La voix, c’est le cœur

La voix, c’est le cœur

On écoute la télévision avec les yeux et on voit la radio avec les oreilles.Voilà pourquoi la qualité de la voix des personnalités de la télévision n’a pas l’importance de celle des animateurs radio. La télévision montre et démontre, renseigne, et la radio convainc. On parle d’un médium froid pour la télé et chaud pour la radio. Et pour que la radio convainque, il lui faut des voix qui inspirent confiance, séduisent. Tandis qu’à la télévision, par sa spécificité de stimulations multiples simultanées, on doit attirer l’attention. La voix devient du bruit. L’animateur de télé parle dans un studio dont la dimension fait salon. On projette donc la voix vers une caméra qui se tient à distance malgré la proximité du micro. À la radio, le micro est l’oreille de l’auditeur et on y parle à très courte distance. Quand on parle ainsi à quelqu’un au creux de l’oreille, pénétrant dans sa bulle d’intimité, on baisse le ton, on projette beaucoup moins pour ne pas l’agresser, pour y être accepté. On passe du salon télévisuel au boudoir feutré.

Quand j’entends certains animateurs, plusieurs chroniqueurs et beaucoup de chroniqueuses, j’ai l’impression d’un orchestre qui engage des violonistes sans leur demander s’ils possèdent un violon… À la radio, la voix demeure un instrument essentiel à développer en fonction des micros et de leur proximité. Encore faut-il posséder et maîtriser un violon avant de songer au vibrato…
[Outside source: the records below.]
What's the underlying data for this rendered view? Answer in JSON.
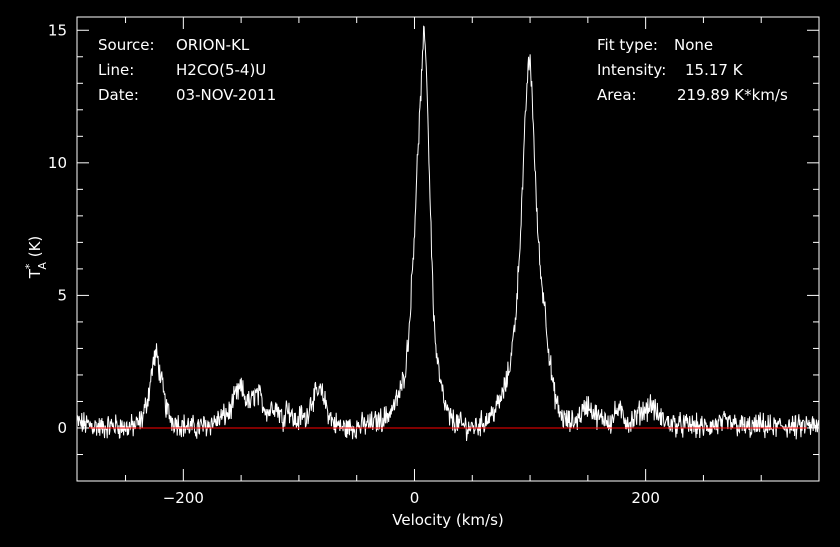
{
  "header": {
    "source_label": "Source:",
    "source_value": "ORION-KL",
    "line_label": "Line:",
    "line_value": "H2CO(5-4)U",
    "date_label": "Date:",
    "date_value": "03-NOV-2011",
    "fit_label": "Fit type:",
    "fit_value": "None",
    "intensity_label": "Intensity:",
    "intensity_value": "15.17 K",
    "area_label": "Area:",
    "area_value": "219.89 K*km/s"
  },
  "chart_data": {
    "type": "line",
    "xlabel": "Velocity (km/s)",
    "ylabel_main": "T",
    "ylabel_sup": "*",
    "ylabel_sub": "A",
    "ylabel_unit": " (K)",
    "xlim": [
      -292,
      350
    ],
    "ylim": [
      -2,
      15.5
    ],
    "x_ticks": [
      -200,
      0,
      200
    ],
    "y_ticks": [
      0,
      5,
      10,
      15
    ],
    "grid": false,
    "colors": {
      "trace": "#ffffff",
      "baseline": "#ff0000",
      "axes": "#ffffff",
      "background": "#000000"
    },
    "baseline_y": 0,
    "series": [
      {
        "x": [
          -292,
          -280,
          -270,
          -260,
          -250,
          -240,
          -235,
          -230,
          -226,
          -223,
          -220,
          -215,
          -210,
          -200,
          -190,
          -180,
          -170,
          -160,
          -155,
          -150,
          -146,
          -142,
          -138,
          -134,
          -130,
          -126,
          -122,
          -118,
          -114,
          -110,
          -106,
          -102,
          -98,
          -94,
          -90,
          -86,
          -82,
          -78,
          -74,
          -70,
          -66,
          -62,
          -55,
          -45,
          -35,
          -25,
          -18,
          -12,
          -8,
          -5,
          -3,
          0,
          3,
          6,
          8,
          10,
          12,
          14,
          16,
          18,
          22,
          26,
          30,
          36,
          42,
          48,
          55,
          62,
          68,
          74,
          80,
          84,
          88,
          91,
          94,
          96,
          98,
          100,
          102,
          104,
          106,
          108,
          110,
          113,
          116,
          120,
          125,
          130,
          135,
          140,
          145,
          150,
          155,
          160,
          165,
          170,
          175,
          180,
          185,
          190,
          195,
          200,
          205,
          210,
          215,
          220,
          230,
          240,
          250,
          260,
          270,
          280,
          290,
          300,
          310,
          320,
          330,
          340,
          350
        ],
        "y": [
          0.2,
          0.1,
          0.0,
          0.1,
          0.0,
          0.1,
          0.4,
          1.3,
          2.5,
          2.8,
          2.0,
          0.8,
          0.3,
          0.1,
          0.0,
          0.1,
          0.3,
          0.6,
          1.2,
          1.5,
          1.1,
          0.9,
          1.3,
          1.2,
          0.8,
          0.6,
          0.9,
          0.7,
          0.3,
          0.9,
          0.4,
          0.2,
          0.5,
          0.3,
          1.0,
          1.2,
          1.4,
          1.1,
          0.5,
          0.2,
          0.1,
          0.0,
          0.0,
          0.1,
          0.2,
          0.4,
          0.8,
          1.4,
          2.2,
          3.5,
          5.0,
          7.5,
          10.5,
          13.0,
          14.8,
          14.2,
          11.0,
          8.0,
          5.0,
          3.2,
          1.8,
          0.9,
          0.4,
          0.2,
          0.1,
          0.0,
          0.1,
          0.3,
          0.6,
          1.0,
          1.8,
          2.8,
          4.5,
          6.8,
          9.5,
          11.8,
          13.5,
          13.8,
          12.5,
          10.0,
          8.0,
          6.5,
          5.5,
          4.5,
          3.0,
          1.5,
          0.6,
          0.3,
          0.2,
          0.3,
          0.6,
          0.9,
          0.6,
          0.3,
          0.4,
          0.2,
          0.7,
          0.5,
          0.2,
          0.3,
          0.6,
          0.7,
          0.9,
          0.5,
          0.3,
          0.2,
          0.1,
          0.1,
          0.0,
          0.1,
          0.2,
          0.1,
          0.0,
          0.1,
          0.0,
          0.1,
          0.0,
          0.1,
          0.0
        ]
      }
    ]
  }
}
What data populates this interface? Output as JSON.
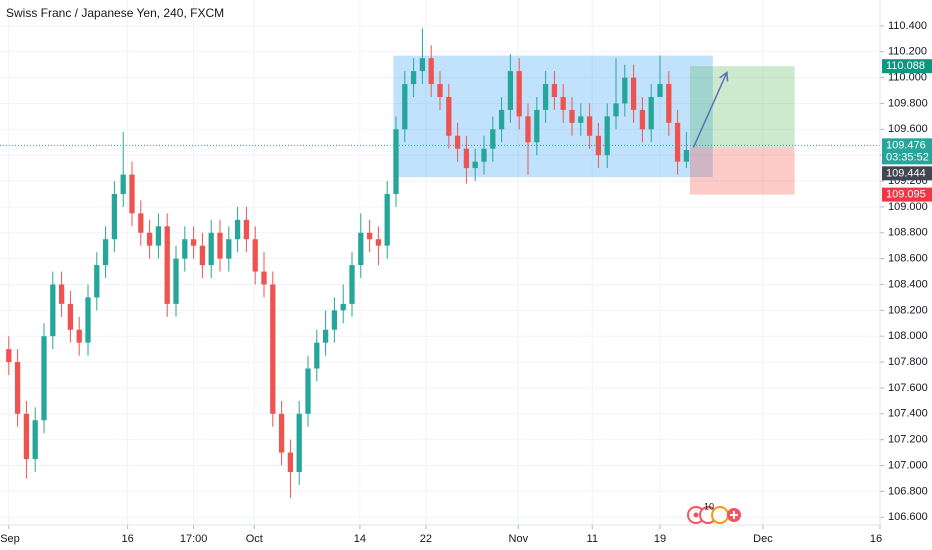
{
  "chart_data": {
    "type": "candlestick",
    "title": "Swiss Franc / Japanese Yen, 240, FXCM",
    "up_color": "#26a69a",
    "down_color": "#ef5350",
    "grid": true,
    "x": [
      0,
      1,
      2,
      3,
      4,
      5,
      6,
      7,
      8,
      9,
      10,
      11,
      12,
      13,
      14,
      15,
      16,
      17,
      18,
      19,
      20,
      21,
      22,
      23,
      24,
      25,
      26,
      27,
      28,
      29,
      30,
      31,
      32,
      33,
      34,
      35,
      36,
      37,
      38,
      39,
      40,
      41,
      42,
      43,
      44,
      45,
      46,
      47,
      48,
      49,
      50,
      51,
      52,
      53,
      54,
      55,
      56,
      57,
      58,
      59,
      60,
      61,
      62,
      63,
      64,
      65,
      66,
      67,
      68,
      69,
      70,
      71,
      72,
      73,
      74,
      75,
      76,
      77
    ],
    "open": [
      107.9,
      107.8,
      107.4,
      107.05,
      107.35,
      108.0,
      108.4,
      108.25,
      108.05,
      107.95,
      108.3,
      108.55,
      108.75,
      109.1,
      109.25,
      108.95,
      108.8,
      108.7,
      108.85,
      108.25,
      108.6,
      108.75,
      108.7,
      108.55,
      108.8,
      108.6,
      108.75,
      108.9,
      108.75,
      108.5,
      108.4,
      107.4,
      107.1,
      106.95,
      107.4,
      107.75,
      107.95,
      108.05,
      108.2,
      108.25,
      108.55,
      108.8,
      108.75,
      108.7,
      109.1,
      109.6,
      109.95,
      110.05,
      110.15,
      109.95,
      109.85,
      109.55,
      109.45,
      109.3,
      109.35,
      109.45,
      109.6,
      109.75,
      110.05,
      109.7,
      109.5,
      109.75,
      109.95,
      109.85,
      109.75,
      109.65,
      109.7,
      109.55,
      109.4,
      109.7,
      109.8,
      110.0,
      109.75,
      109.6,
      109.85,
      109.95,
      109.65,
      109.35
    ],
    "high": [
      108.0,
      107.9,
      107.5,
      107.45,
      108.1,
      108.5,
      108.5,
      108.35,
      108.15,
      108.4,
      108.65,
      108.85,
      109.2,
      109.58,
      109.35,
      109.05,
      108.9,
      108.95,
      108.95,
      108.7,
      108.85,
      108.85,
      108.8,
      108.9,
      108.9,
      108.85,
      109.0,
      109.0,
      108.85,
      108.65,
      108.5,
      107.5,
      107.2,
      107.5,
      107.85,
      108.05,
      108.2,
      108.3,
      108.4,
      108.65,
      108.95,
      108.9,
      108.85,
      109.2,
      109.7,
      110.05,
      110.15,
      110.38,
      110.25,
      110.05,
      109.95,
      109.65,
      109.55,
      109.45,
      109.55,
      109.7,
      109.85,
      110.18,
      110.15,
      109.8,
      109.85,
      110.05,
      110.05,
      109.95,
      109.85,
      109.8,
      109.8,
      109.65,
      109.8,
      110.15,
      110.1,
      110.1,
      109.85,
      109.95,
      110.17,
      110.05,
      109.75,
      109.58
    ],
    "low": [
      107.7,
      107.3,
      106.9,
      106.95,
      107.25,
      107.9,
      108.15,
      107.95,
      107.85,
      107.85,
      108.2,
      108.45,
      108.65,
      109.0,
      108.85,
      108.7,
      108.6,
      108.6,
      108.15,
      108.15,
      108.5,
      108.6,
      108.45,
      108.45,
      108.5,
      108.5,
      108.65,
      108.65,
      108.4,
      108.3,
      107.3,
      107.0,
      106.75,
      106.85,
      107.3,
      107.65,
      107.85,
      107.95,
      108.1,
      108.15,
      108.45,
      108.65,
      108.55,
      108.6,
      109.0,
      109.5,
      109.85,
      109.95,
      109.85,
      109.75,
      109.45,
      109.35,
      109.18,
      109.2,
      109.25,
      109.35,
      109.5,
      109.65,
      109.6,
      109.25,
      109.4,
      109.65,
      109.75,
      109.65,
      109.55,
      109.55,
      109.45,
      109.3,
      109.3,
      109.6,
      109.7,
      109.65,
      109.5,
      109.5,
      109.85,
      109.55,
      109.25,
      109.3
    ],
    "close": [
      107.8,
      107.4,
      107.05,
      107.35,
      108.0,
      108.4,
      108.25,
      108.05,
      107.95,
      108.3,
      108.55,
      108.75,
      109.1,
      109.25,
      108.95,
      108.8,
      108.7,
      108.85,
      108.25,
      108.6,
      108.75,
      108.7,
      108.55,
      108.8,
      108.6,
      108.75,
      108.9,
      108.75,
      108.5,
      108.4,
      107.4,
      107.1,
      106.95,
      107.4,
      107.75,
      107.95,
      108.05,
      108.2,
      108.25,
      108.55,
      108.8,
      108.75,
      108.7,
      109.1,
      109.6,
      109.95,
      110.05,
      110.15,
      109.95,
      109.85,
      109.55,
      109.45,
      109.3,
      109.35,
      109.45,
      109.6,
      109.75,
      110.05,
      109.7,
      109.5,
      109.75,
      109.95,
      109.85,
      109.75,
      109.65,
      109.7,
      109.55,
      109.4,
      109.7,
      109.8,
      110.0,
      109.75,
      109.6,
      109.85,
      109.95,
      109.65,
      109.35,
      109.44
    ],
    "xlim": [
      -1,
      99
    ],
    "xticks": [
      {
        "value": 0,
        "label": "Sep"
      },
      {
        "value": 13.5,
        "label": "16"
      },
      {
        "value": 21,
        "label": "17:00"
      },
      {
        "value": 27.9,
        "label": "Oct"
      },
      {
        "value": 39.9,
        "label": "14"
      },
      {
        "value": 47.4,
        "label": "22"
      },
      {
        "value": 57.9,
        "label": "Nov"
      },
      {
        "value": 66.3,
        "label": "11"
      },
      {
        "value": 74,
        "label": "19"
      },
      {
        "value": 85.7,
        "label": "Dec"
      },
      {
        "value": 99,
        "label": "16"
      }
    ],
    "ylim": [
      106.54,
      110.6
    ],
    "yticks": [
      {
        "value": 106.6,
        "label": "106.600"
      },
      {
        "value": 106.8,
        "label": "106.800"
      },
      {
        "value": 107.0,
        "label": "107.000"
      },
      {
        "value": 107.2,
        "label": "107.200"
      },
      {
        "value": 107.4,
        "label": "107.400"
      },
      {
        "value": 107.6,
        "label": "107.600"
      },
      {
        "value": 107.8,
        "label": "107.800"
      },
      {
        "value": 108.0,
        "label": "108.000"
      },
      {
        "value": 108.2,
        "label": "108.200"
      },
      {
        "value": 108.4,
        "label": "108.400"
      },
      {
        "value": 108.6,
        "label": "108.600"
      },
      {
        "value": 108.8,
        "label": "108.800"
      },
      {
        "value": 109.0,
        "label": "109.000"
      },
      {
        "value": 109.2,
        "label": "109.200"
      },
      {
        "value": 109.4,
        "label": "109.400"
      },
      {
        "value": 109.6,
        "label": "109.600"
      },
      {
        "value": 109.8,
        "label": "109.800"
      },
      {
        "value": 110.0,
        "label": "110.000"
      },
      {
        "value": 110.2,
        "label": "110.200"
      },
      {
        "value": 110.4,
        "label": "110.400"
      }
    ],
    "current_price": {
      "value": 109.476,
      "color": "#26a69a"
    },
    "shapes": [
      {
        "kind": "rectangle",
        "x0": 43.7,
        "x1": 80,
        "y0": 109.23,
        "y1": 110.17,
        "color": "rgba(33,150,243,0.28)"
      },
      {
        "kind": "rectangle",
        "x0": 77.4,
        "x1": 89.3,
        "y0": 109.46,
        "y1": 110.088,
        "color": "rgba(76,175,80,0.28)"
      },
      {
        "kind": "rectangle",
        "x0": 77.4,
        "x1": 89.3,
        "y0": 109.095,
        "y1": 109.46,
        "color": "rgba(244,67,54,0.28)"
      },
      {
        "kind": "arrow",
        "x0": 77.8,
        "x1": 81.6,
        "y0": 109.46,
        "y1": 110.04,
        "color": "#5673b8"
      }
    ],
    "price_labels": [
      {
        "value": 110.088,
        "label": "110.088",
        "color": "#089981"
      },
      {
        "value": 109.476,
        "label": "109.476",
        "sublabel": "03:35:52",
        "color": "#26a69a"
      },
      {
        "value": 109.444,
        "label": "109.444",
        "color": "#434651"
      },
      {
        "value": 109.095,
        "label": "109.095",
        "color": "#f23645"
      }
    ],
    "event_badge": "10"
  }
}
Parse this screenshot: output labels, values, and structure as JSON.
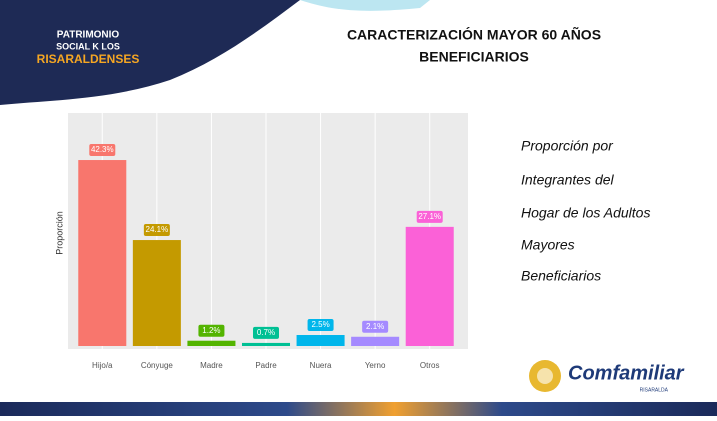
{
  "slide": {
    "logo_lines": [
      "PATRIMONIO",
      "SOCIAL K LOS",
      "RISARALDENSES"
    ],
    "title_lines": [
      "CARACTERIZACIÓN MAYOR 60 AÑOS",
      "BENEFICIARIOS"
    ],
    "side_lines": [
      "Proporción por",
      "Integrantes del",
      "Hogar de los Adultos",
      "Mayores",
      "Beneficiarios"
    ],
    "brand": "Comfamiliar",
    "brand_sub": "RISARALDA"
  },
  "chart_data": {
    "type": "bar",
    "y_label": "Proporción",
    "categories": [
      "Hijo/a",
      "Cónyuge",
      "Madre",
      "Padre",
      "Nuera",
      "Yerno",
      "Otros"
    ],
    "values": [
      42.3,
      24.1,
      1.2,
      0.7,
      2.5,
      2.1,
      27.1
    ],
    "value_labels": [
      "42.3%",
      "24.1%",
      "1.2%",
      "0.7%",
      "2.5%",
      "2.1%",
      "27.1%"
    ],
    "colors": [
      "#F8766D",
      "#C49A00",
      "#53B400",
      "#00C094",
      "#00B6EB",
      "#A58AFF",
      "#FB61D7"
    ],
    "ylim": [
      0,
      53
    ],
    "grid": true
  }
}
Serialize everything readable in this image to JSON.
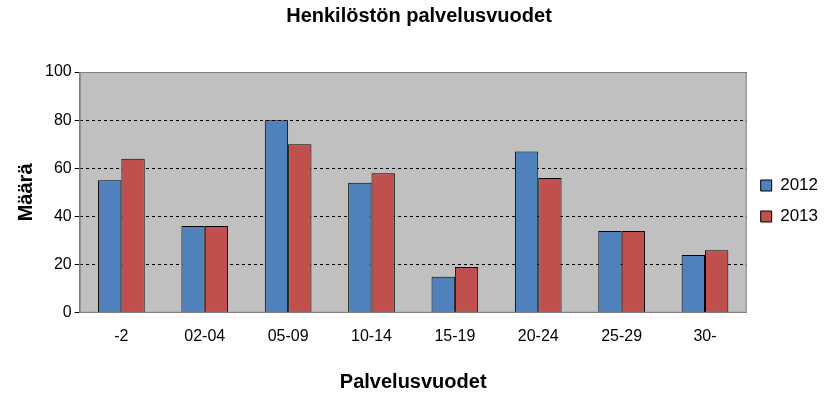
{
  "chart_data": {
    "type": "bar",
    "title": "Henkilöstön palvelusvuodet",
    "x_label": "Palvelusvuodet",
    "y_label": "Määrä",
    "categories": [
      "-2",
      "02-04",
      "05-09",
      "10-14",
      "15-19",
      "20-24",
      "25-29",
      "30-"
    ],
    "series": [
      {
        "name": "2012",
        "color": "#4f81bd",
        "values": [
          55,
          36,
          80,
          54,
          15,
          67,
          34,
          24
        ]
      },
      {
        "name": "2013",
        "color": "#c0504d",
        "values": [
          64,
          36,
          70,
          58,
          19,
          56,
          34,
          26
        ]
      }
    ],
    "ylim": [
      0,
      100
    ],
    "yticks": [
      0,
      20,
      40,
      60,
      80,
      100
    ],
    "grid": true,
    "legend": "right"
  }
}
Depuis mon jeune âge, mon père m’a transmis le goût des belles voix. Si la langue renvoie à la mère, la voix renvoie au père, nous apprend la psychanalyse. Mon père avait une voix virile, colorée à l’écoute des voix qu’il vénérait, qu’il enviait. Tout est là. Son admiration pour le baryton-basse Paul Robeson et le crooner Frank Sinatra m’ont sensibilisé très jeune à l’instrument vocal. Ces voix qui passent la gorge sans être déformées ou distortionnées par des tics acquis par une oreille interne souvent menteuse. Placer sa voix, c’est la développer en l’écoutant par l’extérieur. Voilà pourquoi nous chantons tellement mieux dans la salle de bain!

 

Placer sa voix, c’est arriver à chanter et parler comme dans la salle de bain.

La voix est vitale puisqu’elle est essentiellement du souffle. Si vous trouvez un livre intitulé LA SPRITUALITÉ DE LA VOIX de Lucie de Vienne Blanc sur l’Internet, commandez-le sur-le-champ! Ce qui forme la voix et la déforme, c’est l’oreille.

Voir les travaux d’Alfred Tomatis dans son livre L’OREILLE ET LA VIE. Mieux écouter, c’est émettre de meilleurs sons. S’écouter d’abord, mais aussi écouter des voix qui deviennent des phares, des modèles.

 

Voici mes suggestions d’écoutes stimulantes.

 

Les voix rondes et profondes, viscérales, rassurantes et crédibles de Paul Robeson et de Serge Bouchard.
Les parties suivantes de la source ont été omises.